# Is the following exercise on connected subset wrong?

I think there is a problem with the following exercise from Zorich, Mathematical Analysis II - Exercise 1 in Section 9.4.1:

Show that in terms of the ambient space the property of connectedness of a set can be expressed as follows: A subset $$E$$ of a topological space $$(X,\tau)$$ is connected iff there is no pair of open subsets $$A,B$$ that are disjoint and such that $$E\cap A\neq \emptyset$$, $$E\cap B\neq \emptyset$$, and $$E\subseteq A\cup B$$.

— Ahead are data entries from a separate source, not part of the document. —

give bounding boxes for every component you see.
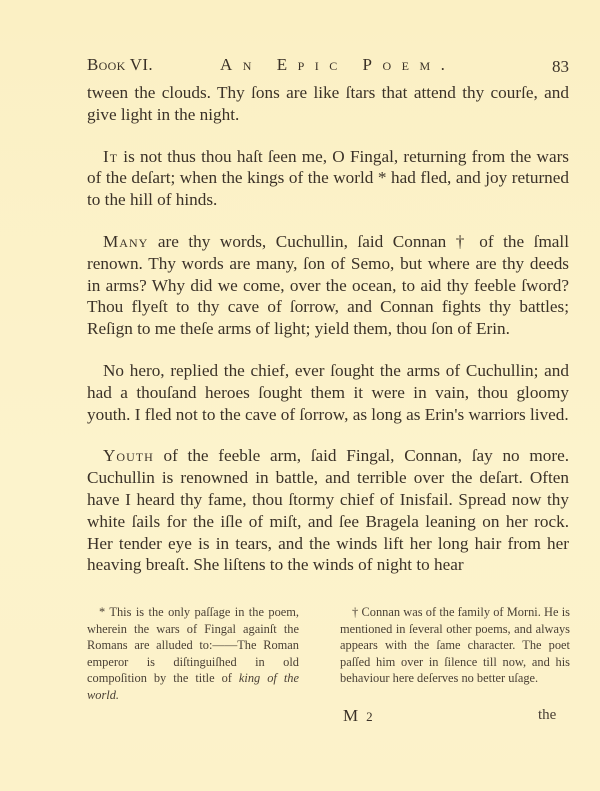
body-text: tween the clouds. Thy ſons are like ſtar… [87, 82, 569, 576]
paragraph: tween the clouds. Thy ſons are like ſtar… [87, 82, 569, 126]
poem-title: An Epic Poem. [220, 55, 455, 75]
paragraph-lead: Many [103, 232, 148, 251]
paragraph-text: are thy words, Cuchullin, ſaid Connan † … [87, 232, 569, 338]
paragraph-text: No hero, replied the chief, ever ſought … [87, 361, 569, 424]
signature-mark: M2 [343, 706, 373, 726]
signature-letter: M [343, 706, 358, 725]
footnote-dagger: † Connan was of the family of Morni. He … [340, 604, 570, 687]
paragraph: Many are thy words, Cuchullin, ſaid Conn… [87, 231, 569, 340]
paragraph-lead: Youth [103, 446, 154, 465]
paragraph: No hero, replied the chief, ever ſought … [87, 360, 569, 425]
catchword: the [538, 707, 556, 724]
book-label: Book VI. [87, 55, 153, 75]
paragraph: It is not thus thou haſt ſeen me, O Fing… [87, 146, 569, 211]
paragraph-lead: It [103, 147, 118, 166]
signature-number: 2 [366, 709, 373, 724]
paragraph-text: of the feeble arm, ſaid Fingal, Connan, … [87, 446, 569, 574]
book-page: Book VI. An Epic Poem. 83 tween the clou… [0, 0, 600, 791]
running-head: Book VI. An Epic Poem. 83 [87, 55, 569, 79]
footnote-text: † Connan was of the family of Morni. He … [340, 605, 570, 685]
paragraph: Youth of the feeble arm, ſaid Fingal, Co… [87, 445, 569, 576]
page-number: 83 [552, 57, 569, 77]
paragraph-text: tween the clouds. Thy ſons are like ſtar… [87, 83, 569, 124]
paragraph-text: is not thus thou haſt ſeen me, O Fingal,… [87, 147, 569, 210]
footnote-asterisk: * This is the only paſſage in the poem, … [87, 604, 299, 703]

Edit: counterexample: $$X=\{a,b,c\}$$, with topology generated by $$\{a,b\}$$ and $$\{b,c\}$$, with $$E=\{a,c\}$$.
• Do you have a counterexample? BTW, when it speaks of open subsets $A, B$, those are meant to be open subsets of $X$. – John Hughes Dec 14 '18 at 15:09
• @JohnHughes Yes. $X=\{a,b,c\}$, with topology generated by $\{a,b\}$ and $\{b,c\}$, with $E=\{a,c\}$. – Jiu Dec 14 '18 at 15:13
Yes, it's a mistake. It should've been: "$$E\cap A$$ and $$E\cap B$$ are disjoint" instead of "$$A$$ and $$B$$ are disjoint".